Salience
The quality of being prominent or noticeable that draws attention and shapes which options come to mind first.
Also known as: Salient feature, Prominence
Category: Psychology & Mental Models
Tags: psychology, attention, communications, decision-making, perception
Explanation
Salience refers to how much a feature, option, or piece of information stands out relative to its surroundings. Salient stimuli capture attention preferentially, are processed more readily, and are recalled more easily. Salience is shaped by perceptual contrast (a red dot among black dots), recency, vividness, emotional charge, personal relevance, framing, and cultural resonance. In game theory and coordination, salience is the mechanism behind Schelling points: when people must converge without communication, they choose the option that feels most prominent to everyone. In behavioral economics, salience explains why people overreact to vivid risks (plane crashes) while underweighting statistical ones (heart disease), why nudging works by making certain options more visible, and why default choices have outsized influence.
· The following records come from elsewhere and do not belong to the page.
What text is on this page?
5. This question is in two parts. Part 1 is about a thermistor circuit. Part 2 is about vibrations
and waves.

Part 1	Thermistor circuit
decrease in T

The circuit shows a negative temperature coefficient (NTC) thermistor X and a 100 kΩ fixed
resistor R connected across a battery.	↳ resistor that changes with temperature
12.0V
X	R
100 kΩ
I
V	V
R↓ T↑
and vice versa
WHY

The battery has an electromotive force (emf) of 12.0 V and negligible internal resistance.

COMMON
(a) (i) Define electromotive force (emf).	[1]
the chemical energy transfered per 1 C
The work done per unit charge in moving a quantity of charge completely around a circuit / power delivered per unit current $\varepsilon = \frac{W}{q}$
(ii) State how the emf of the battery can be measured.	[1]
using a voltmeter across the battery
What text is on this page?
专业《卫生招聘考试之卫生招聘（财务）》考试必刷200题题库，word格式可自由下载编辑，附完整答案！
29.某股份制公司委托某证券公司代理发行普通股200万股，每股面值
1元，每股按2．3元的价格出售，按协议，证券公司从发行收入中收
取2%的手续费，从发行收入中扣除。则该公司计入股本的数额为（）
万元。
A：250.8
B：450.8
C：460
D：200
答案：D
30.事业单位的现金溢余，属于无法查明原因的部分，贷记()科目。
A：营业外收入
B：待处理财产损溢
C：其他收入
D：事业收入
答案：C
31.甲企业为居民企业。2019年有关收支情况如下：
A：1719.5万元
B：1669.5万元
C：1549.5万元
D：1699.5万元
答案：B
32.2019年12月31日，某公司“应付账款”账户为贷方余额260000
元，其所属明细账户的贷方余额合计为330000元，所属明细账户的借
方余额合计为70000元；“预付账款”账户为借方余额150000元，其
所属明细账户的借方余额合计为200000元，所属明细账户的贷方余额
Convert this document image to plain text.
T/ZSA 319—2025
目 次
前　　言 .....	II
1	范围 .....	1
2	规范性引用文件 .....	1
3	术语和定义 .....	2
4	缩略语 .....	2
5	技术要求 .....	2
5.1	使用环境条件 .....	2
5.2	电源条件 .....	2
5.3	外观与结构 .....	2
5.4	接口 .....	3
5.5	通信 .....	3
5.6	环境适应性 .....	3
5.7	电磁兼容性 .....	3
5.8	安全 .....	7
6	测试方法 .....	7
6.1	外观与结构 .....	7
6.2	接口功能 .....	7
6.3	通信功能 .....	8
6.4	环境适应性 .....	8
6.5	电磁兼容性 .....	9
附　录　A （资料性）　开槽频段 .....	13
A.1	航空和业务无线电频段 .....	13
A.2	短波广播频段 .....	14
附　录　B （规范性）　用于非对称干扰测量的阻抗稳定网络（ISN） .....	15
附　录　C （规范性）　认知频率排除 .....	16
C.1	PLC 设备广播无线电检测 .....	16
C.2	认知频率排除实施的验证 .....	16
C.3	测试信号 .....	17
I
In communication and design, controlling salience is the central lever: what is highlighted, sized, colored, or repeated determines what audiences notice and remember. Understanding salience helps both as an analytical tool (why did people focus on that?) and as a design tool (how do I make the right thing easy to see?). It also reveals a manipulation risk: salience can be engineered to direct attention away from substance toward what the designer wants emphasized.